Paige Patterson’s Apology to the ‘People He’s Hurt’

 The Southwestern Seminary report was given today at the Southern Baptist Convention. You may watch the final 18 minutes of it here.  Some have requested to know how I felt about Dr. Patterson’s remarks. Here are few thoughts.

(1). After the report Danny Akin said from the platform, “Dr. Patterson does not have to apologize to me for his heart for the lost.” I am sure Dr. Akin is a bright and intelligent human being, but how in the world someone would think ‘an apology’ was being given for having ‘a heart for the lost’ is beyond my comprehension — particularly an apology given to the Southern Baptist Convention for having a heart for the lost.  Why would anyone ‘apologize’ for that?  Dr. Akin, we don’t need leaders in the Convention using sycophantic language that makes no sense.  We need men who clearly articulate the principles of grace and truth. Give us some truth Danny. We see through flattery.

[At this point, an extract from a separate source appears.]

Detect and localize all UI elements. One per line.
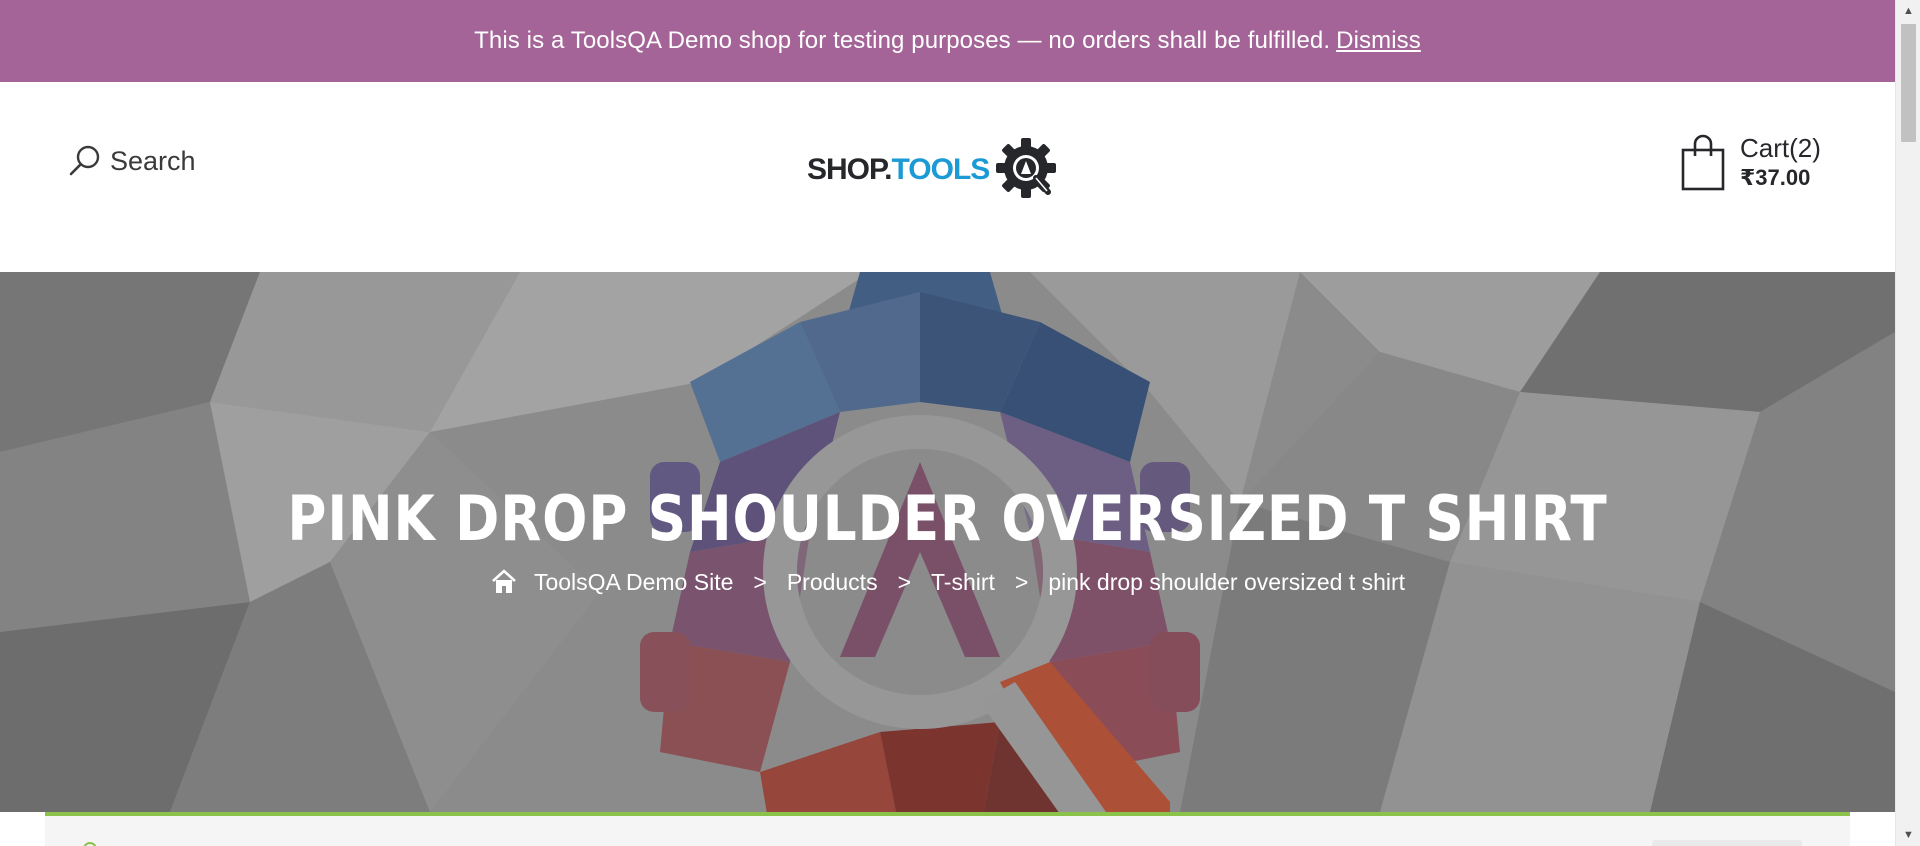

(2). The Chairman of the Board of Trustees for Southwestern Seminary made it clear that the trustees would address the issue in September. Good for him. He also said, “Don’t talk to others about this, talk to God.” Not so good for him. Until people talked to others about this issue (including trustees), nothing was being said or done. You are only as sick as the secrets you keep.
(3). Dr. Patterson looked like he was under stress. His voice faltered. He teared up a few times. He looked rattled.  Honestly, my heart went out to him. But then I thought about “Pinky” Klouda, Dr. Sheri Klouda’s husband, whose heart was literally failing when Dr. Klouda was being terminated from SWBTS for being a woman teaching Hebrew to men, and my compassion for Dr. Patterson tempered. I thought about Dr. Cornish and the rescission of his contract because his wife had been divorced from an abusive husband when she was just nineteen, long before she ever met Dr. Cornish.  I thought about Dr. Mitchell and what I know about his termination. I am hopeful that ‘love for evangelical Christians’ reaches the same level as the ‘love for the lost’ that was expressed from the platform today. Why do we treat believers in Allah better than we do believers in Jesus Christ?
(4).  My old friend, Malcolm Yarnell, found a little anecdote about Dr. Rufus Burleson breaking the rules and admitting an atheist at Baylor University. Good for him. I believe people are always more important than rules. It’s interesting that the people who live by the sword, ultimately die by the sword. You fight fire with fire. We need some grace in the Convention for Christians who disagree with others over tertiary doctrinal matters, and  maybe a taste of one’s own medicine this spring caused a realization that love for people is far more important than your precious principles that a woman shouldn’t teach a man, or a faculty member’s wife should never be divorced, or an administrator that has a mouse pad with a saying you don’t like… well, you get the picture.
(5). I am praying for Dr. and Mrs. Patterson. I am not just saying those words. I just finished praying for them.   I trust that the lessons learned will be applied in the future when its time to be gracious to those Southern Baptists and other evangelicals who disagree on tertiary issues of the Christian faith. That’s the lesson of this Convention.